On 09/05/2011 04:30 AM, kenji hara wrote:
I have already posted some pull requests around formatting.
#126 Improve std.format.formatValue (-> already merged)
#230 Issue 6448 - writef("%05d", BigInt) problem (-> already merged)
#231 Issue 6595 - std.string.format() and sformat() are obsolete
#235 Change toString signature taking sink
#236 to!SomeString should use formatValue
After merging them, we can use const void toString(scope void
delegate(const(char)[]) sink, ...) at all.
Great. Thank you.
If you need custom formatting with class/struct, you can define
toString taking sink.
class UserClass {
string name;
double value;
// taking sink and formatStr version
const void toString(scope void delegate(const(char)[]) sink,
string formatStr) {
formattedWrite(sink, "{%s %s}", name, value)
}
// taking sink and FormatSpec!char version, more efficiently than above
const void toString(scope void delegate(const(char)[]) sink,
FormatSpec!char f) {
std.range.put(sink, '{');
std.range.put(sink, name);
std.range.put(sink, ' ');
formatValue(sink, value, f);
// To through spec to 'value' field formatting, then
support %s, %g, %a ...
std.range.put(sink, '}');
}
}
And if you need heapfied formatting, you can write like follows:
auto obj = new UserClass("name", 1.0);
assert(std.conv.to!string(obj) == "{name 1.0}"); // used Appender +
formatValue internally
appender is slower than direct appending unless you are dealing with
quite long arrays.
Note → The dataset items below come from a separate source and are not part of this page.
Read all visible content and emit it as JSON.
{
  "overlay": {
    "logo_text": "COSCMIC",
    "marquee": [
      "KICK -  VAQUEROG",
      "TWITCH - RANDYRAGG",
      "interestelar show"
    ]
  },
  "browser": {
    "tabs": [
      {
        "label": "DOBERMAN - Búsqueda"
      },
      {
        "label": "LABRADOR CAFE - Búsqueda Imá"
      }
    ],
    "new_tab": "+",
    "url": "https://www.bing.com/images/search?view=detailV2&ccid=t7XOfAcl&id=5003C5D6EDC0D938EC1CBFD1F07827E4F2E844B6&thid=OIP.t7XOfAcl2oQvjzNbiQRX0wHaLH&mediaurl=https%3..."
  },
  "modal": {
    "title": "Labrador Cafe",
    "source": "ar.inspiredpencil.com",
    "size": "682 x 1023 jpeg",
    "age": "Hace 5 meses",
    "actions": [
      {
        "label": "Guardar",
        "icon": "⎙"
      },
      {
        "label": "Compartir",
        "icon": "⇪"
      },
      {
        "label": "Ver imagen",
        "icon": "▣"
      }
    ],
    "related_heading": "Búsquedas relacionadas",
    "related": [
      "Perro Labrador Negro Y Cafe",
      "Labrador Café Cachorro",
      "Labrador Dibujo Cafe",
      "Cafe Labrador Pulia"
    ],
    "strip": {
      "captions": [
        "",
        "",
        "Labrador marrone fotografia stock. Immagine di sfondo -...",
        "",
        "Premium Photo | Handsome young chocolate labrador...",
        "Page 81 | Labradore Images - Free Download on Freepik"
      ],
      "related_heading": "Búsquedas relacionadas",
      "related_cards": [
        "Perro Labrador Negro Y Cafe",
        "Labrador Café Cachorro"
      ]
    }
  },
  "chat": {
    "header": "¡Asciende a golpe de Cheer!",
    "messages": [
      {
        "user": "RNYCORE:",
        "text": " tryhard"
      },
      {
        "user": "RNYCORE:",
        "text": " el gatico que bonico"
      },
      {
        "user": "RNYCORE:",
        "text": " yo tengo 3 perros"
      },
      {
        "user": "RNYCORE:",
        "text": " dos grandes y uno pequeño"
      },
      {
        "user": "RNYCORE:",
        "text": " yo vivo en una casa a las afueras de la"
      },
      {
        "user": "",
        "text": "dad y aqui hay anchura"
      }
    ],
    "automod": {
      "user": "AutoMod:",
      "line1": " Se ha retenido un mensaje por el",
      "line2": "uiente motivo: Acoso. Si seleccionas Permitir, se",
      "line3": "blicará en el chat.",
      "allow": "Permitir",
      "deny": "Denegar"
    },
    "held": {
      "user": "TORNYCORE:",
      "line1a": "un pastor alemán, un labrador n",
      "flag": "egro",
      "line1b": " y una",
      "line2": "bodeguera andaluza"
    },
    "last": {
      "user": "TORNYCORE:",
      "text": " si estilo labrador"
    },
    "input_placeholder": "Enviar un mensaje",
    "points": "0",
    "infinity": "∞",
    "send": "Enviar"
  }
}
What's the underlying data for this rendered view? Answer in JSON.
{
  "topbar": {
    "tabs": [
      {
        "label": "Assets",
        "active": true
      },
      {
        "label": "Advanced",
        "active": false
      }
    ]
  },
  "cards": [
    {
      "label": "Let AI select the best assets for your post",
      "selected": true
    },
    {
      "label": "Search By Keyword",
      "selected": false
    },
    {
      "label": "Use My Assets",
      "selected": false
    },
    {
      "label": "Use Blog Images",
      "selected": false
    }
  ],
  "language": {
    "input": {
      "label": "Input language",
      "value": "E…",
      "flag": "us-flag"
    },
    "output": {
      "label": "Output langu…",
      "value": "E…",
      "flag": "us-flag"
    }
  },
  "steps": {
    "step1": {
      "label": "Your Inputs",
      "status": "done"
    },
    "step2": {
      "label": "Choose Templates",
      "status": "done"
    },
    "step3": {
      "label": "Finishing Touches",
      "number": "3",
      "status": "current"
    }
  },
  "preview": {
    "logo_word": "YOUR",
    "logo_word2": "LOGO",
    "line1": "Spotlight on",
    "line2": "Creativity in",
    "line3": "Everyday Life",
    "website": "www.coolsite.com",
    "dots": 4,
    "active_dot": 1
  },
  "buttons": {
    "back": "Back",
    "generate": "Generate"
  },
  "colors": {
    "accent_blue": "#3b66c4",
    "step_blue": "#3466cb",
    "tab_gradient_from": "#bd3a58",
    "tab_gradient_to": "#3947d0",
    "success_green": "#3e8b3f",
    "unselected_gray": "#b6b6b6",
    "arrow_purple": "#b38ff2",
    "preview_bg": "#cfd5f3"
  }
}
I am not sure it is a good fit for this case, because
the strings returned are usually quite short.
assert(std.string.format("%s", obj) == "{name 1.0}"); // ditto
, and if you really need formatting into stack-allocated buffer:
char[20] buf;
char[] result = std.string.sformat(sink[], "%s", obj); // When
buf.length is insufficient, FormatError is thrown
I think throwing an Error might be overkill, an Exception should suffice.